Швабы глотают обрубки слов,
шепелявят, похрюкивают, —
но все равно —
в местной библиотеке
стоит шеститомный словарь
швабского языка.
Швабы прозвали эти места
“Швабской Сибирью” —
лишь из-за климата,
только из-за него.
Здесь проживают вьетнамцы,
японцы, китайцы, арабы,
турки, бразильцы, суданцы,
итальянцы и греки,
а также
выходцы из эсэнге —
все они швабы.
Китаец и снег
Нападал и тает.
И старый китаец
лопатой сгребает
и на небо зрит.
А там, во вселенной,
возводят из пены
Великую стену
на тысячу ри.
Но старый китаец
не помнит, не знает,
быльем порастает,
с собой говорит…
***
Е.П
.
Где вы, “гдевочки” восьмидесятых,
подорвавшие сразу туда,
где в балканских предгорьях горбатых
оприходовали города?
Вам не надо на родину… В треске
нипочем не поймете ее:
в Петербурге
над корявой Москвой — сапсаньё.
Эта тетка в Британском музее,
“со следами былой красоты”, —
средь всемирной толпы ротозеев, —
неужели, Ленок, это ты?!
На вокзале
Бежала красная строка,
Чужая речь мне слух терзала.
Я все терпел… Не для вокзала
Предощущенье тупика.
Их тьмы и тьмы, за рядом ряд…
А выходя, у турникета
Вдруг ловишь напряженный взгляд
То ли бомжа, то ли аскета.
***
Бесконечны, безобразны…
Пушкин
Голимая пурга
Под небом Вюртемберга!
Вот старая карга
Летит, обнявши цверга.
Вот модный обормот
Должно быть, из Парижу.
А радужных высот
Я, как назло, не вижу.
Ноябрьские дни
Тоскливей и короче.
А там, вверху, они, —
Наглеют ближе к ночи.
Андре Жид в Алжире
Он хорохорится, слабеет, пьет не в меру,
Клянет мораль, вдыхает глиняную пудру…
Он не последует Уайльдову примеру!
Так под сурдинку наступает утро.
И вновь он мечется, не находя покоя.
Но липнет жар жевательной мастикой,
И он царапает дрожащею рукою:
“Арабский юноша пять раз довел до пика!..”
Влюбленные
Смотри, смотри!
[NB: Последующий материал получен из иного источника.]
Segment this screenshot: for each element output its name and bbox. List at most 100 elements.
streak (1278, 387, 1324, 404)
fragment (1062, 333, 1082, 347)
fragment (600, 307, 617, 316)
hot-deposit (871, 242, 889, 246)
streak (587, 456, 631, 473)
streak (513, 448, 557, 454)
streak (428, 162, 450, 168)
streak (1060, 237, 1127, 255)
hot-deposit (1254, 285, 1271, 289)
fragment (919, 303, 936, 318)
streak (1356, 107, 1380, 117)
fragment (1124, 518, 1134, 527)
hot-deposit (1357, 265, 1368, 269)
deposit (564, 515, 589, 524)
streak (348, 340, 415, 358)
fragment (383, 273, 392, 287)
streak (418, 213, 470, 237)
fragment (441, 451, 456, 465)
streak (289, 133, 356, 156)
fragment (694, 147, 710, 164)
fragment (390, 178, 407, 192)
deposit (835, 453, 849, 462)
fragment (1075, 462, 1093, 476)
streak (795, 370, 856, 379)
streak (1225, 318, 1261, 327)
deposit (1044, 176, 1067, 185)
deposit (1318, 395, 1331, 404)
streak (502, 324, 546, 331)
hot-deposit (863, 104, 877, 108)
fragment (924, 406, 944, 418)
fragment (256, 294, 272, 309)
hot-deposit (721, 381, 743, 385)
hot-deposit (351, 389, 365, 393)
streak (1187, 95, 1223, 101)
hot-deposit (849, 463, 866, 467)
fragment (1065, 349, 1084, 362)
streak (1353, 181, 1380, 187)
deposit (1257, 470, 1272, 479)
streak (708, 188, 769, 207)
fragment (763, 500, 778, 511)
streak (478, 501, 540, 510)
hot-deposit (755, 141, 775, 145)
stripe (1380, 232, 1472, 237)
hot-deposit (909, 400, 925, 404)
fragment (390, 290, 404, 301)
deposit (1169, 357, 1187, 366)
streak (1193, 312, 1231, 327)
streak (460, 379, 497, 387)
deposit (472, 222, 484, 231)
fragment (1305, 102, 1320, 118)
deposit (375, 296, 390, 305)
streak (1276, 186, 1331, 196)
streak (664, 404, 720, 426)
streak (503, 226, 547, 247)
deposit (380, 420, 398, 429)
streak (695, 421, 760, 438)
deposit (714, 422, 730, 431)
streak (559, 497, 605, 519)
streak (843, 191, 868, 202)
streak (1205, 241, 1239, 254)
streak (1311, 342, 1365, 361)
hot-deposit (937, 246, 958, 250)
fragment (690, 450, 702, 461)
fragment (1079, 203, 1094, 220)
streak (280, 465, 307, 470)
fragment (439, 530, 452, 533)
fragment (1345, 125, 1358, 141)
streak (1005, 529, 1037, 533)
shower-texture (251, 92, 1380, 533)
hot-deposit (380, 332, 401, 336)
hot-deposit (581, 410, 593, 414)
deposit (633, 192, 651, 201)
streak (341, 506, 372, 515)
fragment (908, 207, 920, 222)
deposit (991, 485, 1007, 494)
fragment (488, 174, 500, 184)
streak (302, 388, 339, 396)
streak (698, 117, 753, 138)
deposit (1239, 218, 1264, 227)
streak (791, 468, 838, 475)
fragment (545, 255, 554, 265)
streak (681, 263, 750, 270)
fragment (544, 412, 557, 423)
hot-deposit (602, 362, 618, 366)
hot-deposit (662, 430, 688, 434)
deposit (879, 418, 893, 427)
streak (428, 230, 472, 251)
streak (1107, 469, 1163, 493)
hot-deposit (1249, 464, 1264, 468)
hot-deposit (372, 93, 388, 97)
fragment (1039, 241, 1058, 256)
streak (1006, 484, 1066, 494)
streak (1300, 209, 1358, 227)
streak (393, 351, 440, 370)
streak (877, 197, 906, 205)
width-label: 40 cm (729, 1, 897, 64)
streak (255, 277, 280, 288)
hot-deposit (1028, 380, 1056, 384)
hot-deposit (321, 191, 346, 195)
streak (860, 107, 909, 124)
Влюбленные гурьбой
Идут, сомкнувши руки, вдоль канала.
И не узнаешь, кто в кого влюблен.
О, как им весело, когда их голоса,
Как мячики,
К воде…
А их безумные тела
Уже сплетаются
В преддверье белой ночи.
***
Я шел сегодня по окраинам
И видел горы вдалеке.
С души осыпалась окалина,
Душа гуляла налегке.
Кругом бродили люди местные,
И каждый был не одинок.
Гуляй, подруга бестелесная,
Лети, пока не вышел срок!..
***
Каких-то читателей было,
Каких-то читателей есть…
А глянешь
Да пря, да словесная жесть.
Приедешь — “Какими судьбами?!” —
Тот запил, тот в бозе почил,
А с тем соударишься лбами:
“Чевой-то ты к нам зачастил…”
И выйдешь ты в парк, и к разливу
Знакомой дорожкой пойдешь —
Там, где в небосводец сопливый
Нацелен зазубренный нож.
***
Жизнь кончается, как водка,
В два часа ночной порой,
И пружинистой походкой
Не сгоняешь за второй…
***
Скошенные подбородки,
Фамилии не человечьи.
Гаснущий день короткий
Ватником пал на плечи.
Трубчатые коммуналки,
Темное, темное жнивье голов.
Так, ни шатко ни валко,
Проживается время без слов.
А над всем парит самолет “Максим Горький”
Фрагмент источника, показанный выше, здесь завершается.